Dr. Moniruzzaman is planning to return to the field to continue his research on illegal organ trafficking. Currently, he is writing an article on liver organ trafficking in Bangladesh. He wants to continue examining broader bioethical questions based on the deeply moving narratives of organ sellers themselves.
Spring commencement preparations always remind me of how terrific our students are, and what wonderful opportunities our faculty provides for both undergraduate and graduate training. Throughout this newsletter you’ll see examples of undergraduates involved in various faculty-mentored research projects funded by the Provost Undergraduate Research Initiative and the department, volunteer experiences, field schools, peer mentorship, and Anthropology Club field trips and other events.

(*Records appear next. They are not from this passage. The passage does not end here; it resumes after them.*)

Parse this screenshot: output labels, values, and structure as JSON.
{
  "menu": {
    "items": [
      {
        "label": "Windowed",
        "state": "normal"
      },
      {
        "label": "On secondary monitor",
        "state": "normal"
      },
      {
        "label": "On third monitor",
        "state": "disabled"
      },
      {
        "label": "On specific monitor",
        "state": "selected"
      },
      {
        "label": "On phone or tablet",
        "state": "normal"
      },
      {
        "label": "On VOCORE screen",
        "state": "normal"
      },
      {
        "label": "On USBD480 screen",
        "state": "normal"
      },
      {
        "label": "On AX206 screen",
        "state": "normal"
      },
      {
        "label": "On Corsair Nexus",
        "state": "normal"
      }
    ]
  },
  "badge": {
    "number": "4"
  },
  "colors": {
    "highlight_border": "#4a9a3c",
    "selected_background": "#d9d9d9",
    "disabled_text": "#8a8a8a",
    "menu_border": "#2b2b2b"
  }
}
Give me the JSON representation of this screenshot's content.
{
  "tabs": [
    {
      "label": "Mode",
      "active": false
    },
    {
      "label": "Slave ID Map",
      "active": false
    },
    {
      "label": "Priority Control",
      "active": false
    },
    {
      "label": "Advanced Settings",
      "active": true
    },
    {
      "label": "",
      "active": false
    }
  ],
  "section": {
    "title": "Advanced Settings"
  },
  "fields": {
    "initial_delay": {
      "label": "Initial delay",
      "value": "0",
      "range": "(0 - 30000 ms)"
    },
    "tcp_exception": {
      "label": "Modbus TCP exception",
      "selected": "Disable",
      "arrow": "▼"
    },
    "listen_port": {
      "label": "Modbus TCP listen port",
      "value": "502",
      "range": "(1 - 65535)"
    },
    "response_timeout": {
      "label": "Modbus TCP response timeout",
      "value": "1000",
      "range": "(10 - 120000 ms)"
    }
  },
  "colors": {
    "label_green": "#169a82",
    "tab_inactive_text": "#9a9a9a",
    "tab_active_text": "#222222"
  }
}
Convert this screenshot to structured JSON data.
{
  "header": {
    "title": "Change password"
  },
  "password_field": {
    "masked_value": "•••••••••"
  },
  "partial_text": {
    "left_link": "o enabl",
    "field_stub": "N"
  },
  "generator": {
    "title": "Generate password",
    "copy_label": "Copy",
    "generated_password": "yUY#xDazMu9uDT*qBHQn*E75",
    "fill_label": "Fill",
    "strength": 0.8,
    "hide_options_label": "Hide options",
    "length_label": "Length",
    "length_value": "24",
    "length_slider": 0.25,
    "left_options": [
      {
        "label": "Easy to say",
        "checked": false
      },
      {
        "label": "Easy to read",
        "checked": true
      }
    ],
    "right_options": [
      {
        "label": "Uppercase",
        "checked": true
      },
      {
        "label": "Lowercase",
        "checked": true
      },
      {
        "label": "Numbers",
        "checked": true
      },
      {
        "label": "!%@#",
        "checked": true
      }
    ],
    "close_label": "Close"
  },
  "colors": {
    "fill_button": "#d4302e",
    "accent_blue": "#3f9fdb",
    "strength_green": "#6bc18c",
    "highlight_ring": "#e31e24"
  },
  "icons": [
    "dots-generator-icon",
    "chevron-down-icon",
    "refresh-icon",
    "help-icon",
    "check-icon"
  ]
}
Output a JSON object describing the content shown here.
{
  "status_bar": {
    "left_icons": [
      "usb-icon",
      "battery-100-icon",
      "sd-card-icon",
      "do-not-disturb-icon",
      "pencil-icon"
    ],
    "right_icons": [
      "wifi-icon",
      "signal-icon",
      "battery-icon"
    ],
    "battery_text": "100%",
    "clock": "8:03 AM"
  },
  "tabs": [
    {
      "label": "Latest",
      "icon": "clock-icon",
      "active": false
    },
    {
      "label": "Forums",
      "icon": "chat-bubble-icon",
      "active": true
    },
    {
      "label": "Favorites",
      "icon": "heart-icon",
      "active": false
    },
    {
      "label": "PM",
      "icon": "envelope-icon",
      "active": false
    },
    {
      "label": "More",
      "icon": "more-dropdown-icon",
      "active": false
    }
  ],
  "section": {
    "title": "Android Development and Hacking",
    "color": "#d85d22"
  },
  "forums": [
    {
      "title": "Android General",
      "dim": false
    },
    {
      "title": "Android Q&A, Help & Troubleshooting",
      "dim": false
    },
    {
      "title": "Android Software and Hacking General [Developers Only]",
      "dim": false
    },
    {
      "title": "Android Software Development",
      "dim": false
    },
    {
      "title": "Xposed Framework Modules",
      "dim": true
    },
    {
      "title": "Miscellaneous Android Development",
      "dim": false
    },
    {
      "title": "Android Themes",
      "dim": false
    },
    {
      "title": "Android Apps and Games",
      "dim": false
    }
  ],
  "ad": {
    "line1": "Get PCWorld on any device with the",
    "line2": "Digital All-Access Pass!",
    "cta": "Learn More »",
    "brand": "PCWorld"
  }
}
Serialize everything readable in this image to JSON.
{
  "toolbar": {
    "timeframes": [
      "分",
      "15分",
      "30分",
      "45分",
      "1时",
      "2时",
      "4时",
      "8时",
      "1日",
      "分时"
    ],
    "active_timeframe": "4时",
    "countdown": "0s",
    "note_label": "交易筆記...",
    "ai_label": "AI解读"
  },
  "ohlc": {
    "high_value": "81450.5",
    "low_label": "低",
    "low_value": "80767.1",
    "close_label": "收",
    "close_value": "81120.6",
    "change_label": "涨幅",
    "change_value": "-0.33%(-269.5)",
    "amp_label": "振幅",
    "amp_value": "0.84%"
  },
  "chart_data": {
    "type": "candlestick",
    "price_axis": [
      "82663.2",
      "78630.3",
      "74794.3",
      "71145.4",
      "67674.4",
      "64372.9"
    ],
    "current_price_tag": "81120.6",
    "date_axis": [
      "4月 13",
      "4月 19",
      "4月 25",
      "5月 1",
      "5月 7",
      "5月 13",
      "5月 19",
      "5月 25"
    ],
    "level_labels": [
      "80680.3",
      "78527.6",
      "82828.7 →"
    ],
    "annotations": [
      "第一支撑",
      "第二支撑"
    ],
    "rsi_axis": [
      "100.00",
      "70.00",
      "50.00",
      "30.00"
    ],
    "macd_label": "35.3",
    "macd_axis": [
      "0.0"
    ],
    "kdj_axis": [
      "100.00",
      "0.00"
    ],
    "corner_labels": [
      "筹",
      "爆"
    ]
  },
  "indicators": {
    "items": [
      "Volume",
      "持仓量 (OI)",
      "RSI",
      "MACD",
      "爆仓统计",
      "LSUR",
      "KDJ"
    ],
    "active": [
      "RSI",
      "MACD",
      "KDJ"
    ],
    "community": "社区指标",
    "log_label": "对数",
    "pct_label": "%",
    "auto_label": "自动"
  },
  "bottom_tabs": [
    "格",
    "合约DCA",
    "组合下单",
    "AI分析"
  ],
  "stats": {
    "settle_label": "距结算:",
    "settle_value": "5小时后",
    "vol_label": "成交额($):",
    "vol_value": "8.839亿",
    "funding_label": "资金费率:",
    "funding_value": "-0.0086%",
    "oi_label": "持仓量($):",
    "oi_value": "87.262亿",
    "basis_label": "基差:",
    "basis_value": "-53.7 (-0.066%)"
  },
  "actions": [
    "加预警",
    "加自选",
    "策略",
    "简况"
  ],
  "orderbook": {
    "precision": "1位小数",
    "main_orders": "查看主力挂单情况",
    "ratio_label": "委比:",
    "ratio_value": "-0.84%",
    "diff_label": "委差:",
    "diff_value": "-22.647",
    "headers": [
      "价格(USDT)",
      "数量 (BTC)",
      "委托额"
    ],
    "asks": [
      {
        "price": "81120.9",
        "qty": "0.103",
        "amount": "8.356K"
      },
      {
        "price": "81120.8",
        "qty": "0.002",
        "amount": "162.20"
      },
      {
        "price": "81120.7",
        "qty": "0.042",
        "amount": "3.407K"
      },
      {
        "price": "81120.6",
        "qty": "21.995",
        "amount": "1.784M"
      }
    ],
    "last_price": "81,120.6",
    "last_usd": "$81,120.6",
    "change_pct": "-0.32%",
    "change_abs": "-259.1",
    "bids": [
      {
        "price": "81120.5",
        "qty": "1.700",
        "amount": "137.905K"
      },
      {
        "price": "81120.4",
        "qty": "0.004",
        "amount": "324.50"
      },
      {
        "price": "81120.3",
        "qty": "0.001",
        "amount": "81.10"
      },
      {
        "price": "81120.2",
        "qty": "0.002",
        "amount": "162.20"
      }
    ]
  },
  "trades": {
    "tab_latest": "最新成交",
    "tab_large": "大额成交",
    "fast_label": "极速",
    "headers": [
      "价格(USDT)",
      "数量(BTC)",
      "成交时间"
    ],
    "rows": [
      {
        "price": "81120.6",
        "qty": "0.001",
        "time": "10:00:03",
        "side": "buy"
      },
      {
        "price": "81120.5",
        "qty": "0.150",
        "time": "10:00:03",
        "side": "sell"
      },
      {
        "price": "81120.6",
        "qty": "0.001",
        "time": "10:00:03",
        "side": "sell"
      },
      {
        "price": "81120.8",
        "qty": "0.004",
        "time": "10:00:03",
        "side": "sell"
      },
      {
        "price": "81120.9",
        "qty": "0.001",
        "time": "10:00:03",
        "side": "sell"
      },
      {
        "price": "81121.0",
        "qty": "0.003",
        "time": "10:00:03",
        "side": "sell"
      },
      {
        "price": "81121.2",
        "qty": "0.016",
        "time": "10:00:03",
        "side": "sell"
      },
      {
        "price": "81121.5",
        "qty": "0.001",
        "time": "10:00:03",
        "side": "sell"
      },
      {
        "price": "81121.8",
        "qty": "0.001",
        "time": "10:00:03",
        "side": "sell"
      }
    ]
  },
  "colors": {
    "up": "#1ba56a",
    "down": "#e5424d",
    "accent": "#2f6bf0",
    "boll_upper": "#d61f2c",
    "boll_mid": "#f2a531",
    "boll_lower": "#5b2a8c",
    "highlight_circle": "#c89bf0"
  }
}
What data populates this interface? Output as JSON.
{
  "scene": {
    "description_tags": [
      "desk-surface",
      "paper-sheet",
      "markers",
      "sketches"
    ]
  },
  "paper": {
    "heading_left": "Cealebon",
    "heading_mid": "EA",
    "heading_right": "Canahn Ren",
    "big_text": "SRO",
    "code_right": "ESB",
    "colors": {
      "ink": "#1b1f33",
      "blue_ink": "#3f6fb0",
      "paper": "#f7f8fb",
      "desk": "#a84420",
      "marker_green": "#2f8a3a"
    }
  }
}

Watch your email for a special invitation to alumni to connect with our undergraduates. We are planning a fall reception to bring together alums working outside of the academy with undergraduate majors to help students envision the wide variety of directions that their bachelor’s degree may take them.
I am also very happy to note that we recently hired two new faculty members: a Socio-cultural Anthropologist hired as part of MSU’s Water Initiative, and a Forensic Anthropologist. These exciting additions to the faculty will be introduced in the Fall 2014 Newsletter.
During the 2014/2015 Academic Year I will be away in order to intensively focus on my research and Dr. Laurie Medina will guide the department as Acting Chair. Please feel free to contact Dr. Medina or Katy Meyers with your news updates.
Anthropology majors Kelsey Carpenter, Mari Isa, and Kyla Cools recently received honors for their research presentations at the annual MSU University Undergraduate Research and Arts Forum (UURAF), held at the MSU Student Union on April 4, 2014. Kelsey, Mari, and Kyla received First Place Awards in their respective sections within the Social Sciences division. Approximately 660 students presented at this year’s forum.
Kelsey’s presentation, entitled Cranial Fracture Patterns in Pediatric Deaths: Homicides and Accidents (abstract on page 134) focused on differentiating between inflicted and accidental injuries in cases of infant deaths involving head trauma. Mari’s presentation, Fracture Initiation and Propagation in Pediatric Blunt Cranial Trauma (abstract on page 145), focused on the interpretation of cranial fractures in cases of suspected child abuse. Dr. Todd Fenton advised both Kelsey and Mari as they completed their projects in the MSU Forensic Anthropology Laboratory.
Kyla’s presentation, entitled Ceramics at the Aztalan Site: Results of the 2013 MSU Excavations (abstract on page 143), compared ceramics found during the 2013 field season to collections previously excavated at Aztalan. Dr. Lynne Goldstein, director of the MSU Archaeology Field School at Aztalan, advised Kyla on her project.